What we observed in SOLTI VALENTINE is that HER3-DXd, either alone or in combination, has led to comparable PCR rates and overall response rates as multi-agent chemotherapy based in anthracyclines and taxanes. This is an interesting result also because although the pathological complete response rates were low, we observed a significant decrease in grade 3 or higher adverse events in the HER3-DXd arms. There were also less treatment discontinuations, less dose reductions and dose interruptions in patients treated with HER3-DXd. Mainly the side effects observed with this drug were GI, as expected. But in the multi-agent chemotherapy arm, there was a high proportion of grade 3 hematological adverse events that were not present with HER3-DXd. And there were no ILD cases observed. This is also an important point.
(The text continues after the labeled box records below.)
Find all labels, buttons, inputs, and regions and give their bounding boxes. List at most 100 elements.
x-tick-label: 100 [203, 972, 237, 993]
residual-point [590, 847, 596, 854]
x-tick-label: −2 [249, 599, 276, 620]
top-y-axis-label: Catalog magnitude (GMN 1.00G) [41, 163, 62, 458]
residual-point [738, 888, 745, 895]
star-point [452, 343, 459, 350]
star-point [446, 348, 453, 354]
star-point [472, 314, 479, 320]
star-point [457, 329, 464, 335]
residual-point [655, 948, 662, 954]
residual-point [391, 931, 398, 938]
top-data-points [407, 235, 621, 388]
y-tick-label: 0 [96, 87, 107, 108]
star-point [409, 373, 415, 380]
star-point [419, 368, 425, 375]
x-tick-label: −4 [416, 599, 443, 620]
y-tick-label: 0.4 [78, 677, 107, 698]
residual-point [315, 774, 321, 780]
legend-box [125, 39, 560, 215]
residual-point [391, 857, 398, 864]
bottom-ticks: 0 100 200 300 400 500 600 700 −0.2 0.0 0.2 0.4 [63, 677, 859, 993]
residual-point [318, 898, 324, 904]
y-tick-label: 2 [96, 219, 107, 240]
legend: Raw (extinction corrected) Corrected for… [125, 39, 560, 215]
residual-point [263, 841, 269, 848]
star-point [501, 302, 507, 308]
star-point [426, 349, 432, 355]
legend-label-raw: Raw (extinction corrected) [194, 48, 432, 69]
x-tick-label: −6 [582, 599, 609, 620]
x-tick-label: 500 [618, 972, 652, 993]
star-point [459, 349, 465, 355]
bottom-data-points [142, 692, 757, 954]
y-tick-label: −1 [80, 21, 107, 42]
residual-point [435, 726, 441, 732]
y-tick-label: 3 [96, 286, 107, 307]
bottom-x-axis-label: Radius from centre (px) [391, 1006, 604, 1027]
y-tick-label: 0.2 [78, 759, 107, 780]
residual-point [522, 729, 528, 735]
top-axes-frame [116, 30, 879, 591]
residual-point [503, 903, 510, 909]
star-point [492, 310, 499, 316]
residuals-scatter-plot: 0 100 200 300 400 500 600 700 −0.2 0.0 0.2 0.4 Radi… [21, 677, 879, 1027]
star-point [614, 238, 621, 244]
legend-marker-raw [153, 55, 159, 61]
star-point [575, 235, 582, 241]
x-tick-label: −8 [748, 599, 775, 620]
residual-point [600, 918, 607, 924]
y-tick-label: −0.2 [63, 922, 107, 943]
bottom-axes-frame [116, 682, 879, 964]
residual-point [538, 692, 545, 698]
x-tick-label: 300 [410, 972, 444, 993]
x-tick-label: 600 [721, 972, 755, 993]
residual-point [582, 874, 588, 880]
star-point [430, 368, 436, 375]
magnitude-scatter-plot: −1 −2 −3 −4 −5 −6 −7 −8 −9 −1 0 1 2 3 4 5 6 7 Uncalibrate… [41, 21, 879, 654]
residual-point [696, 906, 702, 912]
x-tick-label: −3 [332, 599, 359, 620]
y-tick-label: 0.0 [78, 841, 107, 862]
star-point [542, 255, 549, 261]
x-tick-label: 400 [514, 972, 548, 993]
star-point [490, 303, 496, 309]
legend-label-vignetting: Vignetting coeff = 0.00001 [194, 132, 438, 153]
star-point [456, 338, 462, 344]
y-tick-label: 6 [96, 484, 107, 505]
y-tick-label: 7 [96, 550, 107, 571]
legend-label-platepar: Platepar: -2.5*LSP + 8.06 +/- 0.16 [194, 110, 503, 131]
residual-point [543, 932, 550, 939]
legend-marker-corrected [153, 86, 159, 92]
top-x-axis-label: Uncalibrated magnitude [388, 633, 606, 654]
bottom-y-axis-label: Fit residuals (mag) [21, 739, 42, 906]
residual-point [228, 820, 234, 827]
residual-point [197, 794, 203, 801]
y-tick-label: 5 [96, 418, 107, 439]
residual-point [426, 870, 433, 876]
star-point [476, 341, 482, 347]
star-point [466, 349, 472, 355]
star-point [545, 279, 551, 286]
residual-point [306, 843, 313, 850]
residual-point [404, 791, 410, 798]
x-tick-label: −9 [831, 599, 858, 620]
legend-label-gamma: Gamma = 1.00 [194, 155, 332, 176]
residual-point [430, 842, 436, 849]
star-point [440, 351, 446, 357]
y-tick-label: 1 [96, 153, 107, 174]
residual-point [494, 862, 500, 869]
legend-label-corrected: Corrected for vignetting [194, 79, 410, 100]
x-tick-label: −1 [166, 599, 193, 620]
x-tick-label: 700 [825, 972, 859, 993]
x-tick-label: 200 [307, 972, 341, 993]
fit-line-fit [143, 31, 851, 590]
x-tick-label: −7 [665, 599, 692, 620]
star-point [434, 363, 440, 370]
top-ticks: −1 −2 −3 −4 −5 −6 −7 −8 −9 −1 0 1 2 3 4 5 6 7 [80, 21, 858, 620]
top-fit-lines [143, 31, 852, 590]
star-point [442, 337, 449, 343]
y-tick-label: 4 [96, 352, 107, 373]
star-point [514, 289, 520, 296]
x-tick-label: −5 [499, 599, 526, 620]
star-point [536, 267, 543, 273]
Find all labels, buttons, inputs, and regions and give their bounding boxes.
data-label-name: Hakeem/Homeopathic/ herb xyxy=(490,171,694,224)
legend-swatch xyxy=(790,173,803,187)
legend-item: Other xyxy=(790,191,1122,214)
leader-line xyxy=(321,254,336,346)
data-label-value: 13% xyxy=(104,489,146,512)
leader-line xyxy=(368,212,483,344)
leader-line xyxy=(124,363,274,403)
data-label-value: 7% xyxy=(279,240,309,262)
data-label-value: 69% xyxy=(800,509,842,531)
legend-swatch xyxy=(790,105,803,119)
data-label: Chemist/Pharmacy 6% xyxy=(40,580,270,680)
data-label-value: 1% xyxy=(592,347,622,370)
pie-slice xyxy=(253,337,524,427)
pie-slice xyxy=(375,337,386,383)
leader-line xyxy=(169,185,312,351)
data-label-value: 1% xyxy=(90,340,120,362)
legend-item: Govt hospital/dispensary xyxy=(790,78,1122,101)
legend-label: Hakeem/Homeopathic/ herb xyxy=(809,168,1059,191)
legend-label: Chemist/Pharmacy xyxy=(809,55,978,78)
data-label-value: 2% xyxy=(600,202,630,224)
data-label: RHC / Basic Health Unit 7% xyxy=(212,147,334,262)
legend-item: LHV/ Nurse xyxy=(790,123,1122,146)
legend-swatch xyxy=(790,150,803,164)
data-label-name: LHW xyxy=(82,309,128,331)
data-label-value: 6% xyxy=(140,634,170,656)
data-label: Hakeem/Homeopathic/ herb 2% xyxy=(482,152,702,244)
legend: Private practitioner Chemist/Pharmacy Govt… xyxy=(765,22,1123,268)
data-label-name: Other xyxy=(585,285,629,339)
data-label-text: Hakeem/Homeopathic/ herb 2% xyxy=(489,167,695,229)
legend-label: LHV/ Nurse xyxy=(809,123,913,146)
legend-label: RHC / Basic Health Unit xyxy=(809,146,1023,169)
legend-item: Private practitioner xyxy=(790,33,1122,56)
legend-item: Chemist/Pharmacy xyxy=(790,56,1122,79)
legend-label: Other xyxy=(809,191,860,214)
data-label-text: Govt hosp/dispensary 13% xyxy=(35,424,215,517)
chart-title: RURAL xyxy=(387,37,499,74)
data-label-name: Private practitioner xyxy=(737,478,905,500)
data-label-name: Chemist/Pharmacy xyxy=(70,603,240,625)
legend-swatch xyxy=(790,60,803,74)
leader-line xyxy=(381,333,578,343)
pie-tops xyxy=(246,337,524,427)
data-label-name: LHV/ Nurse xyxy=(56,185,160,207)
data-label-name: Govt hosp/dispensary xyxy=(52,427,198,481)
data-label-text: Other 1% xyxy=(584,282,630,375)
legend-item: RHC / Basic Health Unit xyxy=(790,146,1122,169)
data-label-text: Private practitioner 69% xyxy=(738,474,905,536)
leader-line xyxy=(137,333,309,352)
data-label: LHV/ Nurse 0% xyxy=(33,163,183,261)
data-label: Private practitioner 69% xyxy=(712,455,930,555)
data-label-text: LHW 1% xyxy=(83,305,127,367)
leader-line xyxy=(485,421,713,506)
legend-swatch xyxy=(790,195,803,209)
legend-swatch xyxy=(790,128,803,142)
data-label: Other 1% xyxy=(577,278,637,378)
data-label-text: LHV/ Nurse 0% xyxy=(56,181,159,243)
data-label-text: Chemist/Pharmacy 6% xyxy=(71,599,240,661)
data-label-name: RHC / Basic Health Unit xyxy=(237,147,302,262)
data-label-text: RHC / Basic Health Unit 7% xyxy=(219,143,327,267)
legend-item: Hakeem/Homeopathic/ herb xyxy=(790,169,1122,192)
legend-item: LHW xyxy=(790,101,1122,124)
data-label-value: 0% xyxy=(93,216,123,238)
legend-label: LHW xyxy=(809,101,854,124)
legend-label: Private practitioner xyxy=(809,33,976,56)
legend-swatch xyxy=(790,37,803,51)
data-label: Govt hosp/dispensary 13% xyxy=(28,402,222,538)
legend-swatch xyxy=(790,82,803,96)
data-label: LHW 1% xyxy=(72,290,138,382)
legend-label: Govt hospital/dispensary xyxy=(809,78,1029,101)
And respect to the biological activity of HER3-DXd in this population, we observed a very nice reduction in Ki-67 from baseline to cycle two, day one, and also at the time point of surgery, especially in the HER3-DXd plus Letrozole arm, and also reduction or a change in the biological profile of these high-risk tumors from more proliferative at baseline to less proliferative luminal A and normal-like subtype at the time of surgery. And we also mirrored the results of TOT-HER3 in the sense that in the HER3-DXd arms, there was also an increase in CelTIL that correlated very well with response rates.
So, as a summary, I would say that for SOLTI VALENTINE, HER3-DXd has led to a comparable PCR rates and overall response rates as multi-agent chemotherapy with significantly less side effects. And we believe these results support the future development of this drug in high-risk early HR-positive, HER-II-negative breast cancer.